Their huge effort and hard work was most often undone by taking the ball into the tackle and some sloppy hand passing.
The perfect case in point was when, with 27 minutes played in the first-half, they were turned over on the half-way line due to a combination of both shortcomings. Within 10 seconds, the ball was in the Tipperary net and the Munster side’s hard-earned 0-3 to 0-6 lead was wiped out.
Recognising that the Premier County were a little shell-shocked, Mayo, like all good prize fighters, turned the screw and rattled off a few more damaging, but not killer, blows to lead by 1-10 to 0-7 at the interval.

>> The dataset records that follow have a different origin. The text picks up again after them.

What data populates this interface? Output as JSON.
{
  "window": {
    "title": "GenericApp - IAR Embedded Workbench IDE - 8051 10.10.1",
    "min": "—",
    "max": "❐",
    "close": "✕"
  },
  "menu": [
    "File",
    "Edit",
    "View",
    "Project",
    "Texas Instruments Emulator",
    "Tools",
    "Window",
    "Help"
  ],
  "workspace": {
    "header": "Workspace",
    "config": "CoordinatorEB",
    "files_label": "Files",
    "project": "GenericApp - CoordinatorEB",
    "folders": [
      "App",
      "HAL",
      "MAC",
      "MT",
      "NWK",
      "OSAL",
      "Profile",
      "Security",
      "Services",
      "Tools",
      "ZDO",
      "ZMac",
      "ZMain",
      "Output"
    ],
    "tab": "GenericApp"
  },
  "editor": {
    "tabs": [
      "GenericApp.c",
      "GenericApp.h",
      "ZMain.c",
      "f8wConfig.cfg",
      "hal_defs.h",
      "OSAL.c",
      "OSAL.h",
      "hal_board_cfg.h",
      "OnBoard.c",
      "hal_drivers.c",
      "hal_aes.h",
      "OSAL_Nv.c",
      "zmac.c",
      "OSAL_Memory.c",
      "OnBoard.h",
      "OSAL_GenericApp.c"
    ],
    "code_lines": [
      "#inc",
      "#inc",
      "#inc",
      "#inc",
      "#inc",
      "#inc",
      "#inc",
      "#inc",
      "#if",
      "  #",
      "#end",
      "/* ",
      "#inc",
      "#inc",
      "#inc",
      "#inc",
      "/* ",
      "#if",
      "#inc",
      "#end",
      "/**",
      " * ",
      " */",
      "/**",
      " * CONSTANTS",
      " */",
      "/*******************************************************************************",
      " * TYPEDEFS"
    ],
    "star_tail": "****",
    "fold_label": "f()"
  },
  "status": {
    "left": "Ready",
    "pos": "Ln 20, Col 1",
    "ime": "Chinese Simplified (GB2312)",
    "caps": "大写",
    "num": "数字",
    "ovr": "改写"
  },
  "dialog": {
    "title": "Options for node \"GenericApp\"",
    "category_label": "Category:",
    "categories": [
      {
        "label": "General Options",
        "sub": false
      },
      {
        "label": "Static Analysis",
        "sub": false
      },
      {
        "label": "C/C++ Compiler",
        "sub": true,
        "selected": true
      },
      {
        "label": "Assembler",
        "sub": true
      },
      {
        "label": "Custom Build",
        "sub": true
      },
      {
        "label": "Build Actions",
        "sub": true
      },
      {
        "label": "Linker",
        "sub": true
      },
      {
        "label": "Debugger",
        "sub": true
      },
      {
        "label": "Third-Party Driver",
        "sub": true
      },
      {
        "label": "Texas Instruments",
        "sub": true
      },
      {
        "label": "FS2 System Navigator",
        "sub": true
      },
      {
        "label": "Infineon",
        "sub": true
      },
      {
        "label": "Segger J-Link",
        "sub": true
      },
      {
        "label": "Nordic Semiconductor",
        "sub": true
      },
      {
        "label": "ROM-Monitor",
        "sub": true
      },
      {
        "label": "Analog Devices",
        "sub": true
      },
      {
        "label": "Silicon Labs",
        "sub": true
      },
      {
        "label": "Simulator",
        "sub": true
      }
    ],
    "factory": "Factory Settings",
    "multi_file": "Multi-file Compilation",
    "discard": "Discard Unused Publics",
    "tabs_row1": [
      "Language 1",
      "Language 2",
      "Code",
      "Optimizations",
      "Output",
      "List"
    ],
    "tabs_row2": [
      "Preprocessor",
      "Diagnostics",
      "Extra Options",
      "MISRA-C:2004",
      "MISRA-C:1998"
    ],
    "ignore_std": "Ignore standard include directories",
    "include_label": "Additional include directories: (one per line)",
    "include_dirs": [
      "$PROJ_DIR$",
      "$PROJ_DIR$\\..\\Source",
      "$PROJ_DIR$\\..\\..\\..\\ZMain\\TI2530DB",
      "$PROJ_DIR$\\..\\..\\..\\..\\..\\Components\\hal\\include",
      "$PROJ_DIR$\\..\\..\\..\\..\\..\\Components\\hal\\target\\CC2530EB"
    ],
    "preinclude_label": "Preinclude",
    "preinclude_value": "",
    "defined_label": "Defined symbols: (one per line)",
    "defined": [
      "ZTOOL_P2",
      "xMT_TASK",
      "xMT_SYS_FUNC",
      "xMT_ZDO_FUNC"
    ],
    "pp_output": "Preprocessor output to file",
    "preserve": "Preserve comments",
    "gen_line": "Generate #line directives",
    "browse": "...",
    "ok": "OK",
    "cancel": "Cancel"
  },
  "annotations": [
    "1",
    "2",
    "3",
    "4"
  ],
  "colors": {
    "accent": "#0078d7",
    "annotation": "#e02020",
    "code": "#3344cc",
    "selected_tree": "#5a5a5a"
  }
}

But Tipp came back at them again and chipped away at the lead until just two points separated the teams with 48 minutes played. A rather fortuitous goal finally sealed the deal for Mayo but Tipperary, a team that Leitrim regularly defeated just a few seasons ago, will have been happy with how they acquitted themselves in their first All-Ireland semi-final for 30 plus years.
Watching the game really reinforced my opinion that the Black Card is the most unfair rule that the GAA has introduced for some time. I fully accept that the measure has almost eradicated the instances of off-the-ball blocking that had become a scourge on the game. But it is not a fair rule and it wasn’t the only option to achieve that outcome.
Take the case of Tipperary centre back Robbie Kiely. Yes, his tackle was awkward and could have been judged as somewhat cynical, but he had to make it. Did it warrant him missing 90 per cent of the biggest game of his life? Certainly not.
A ten-minute Sin Bin option would have punished both the individual and his team by giving the opposition a power play period. Kiely would have been allowed return to play and contribute as he has done so capably throughout this season. His replacement never got into the game: the Black Card significantly supports the larger counties who have stronger panels to pick from on their benches.
Looking at the tears welling up in Kiely’s eyes as he was forced off the field of play was heart-breaking. I know the feeling – I had to be substituted after just 10/15 minutes of the Tommy Murphy Cup final in 2006 due to injury. I had two cortisone injections prior to the game to try and help me play through a torn calf muscle but I couldn’t get up to a sprint in the game.
What should have been one of the best sporting days of my life turned out to be one of the most devastating. I really felt for Kiely on Sunday. Sport is cruel enough without rules making it even more so. The Black Card needs to be reviewed and urgently.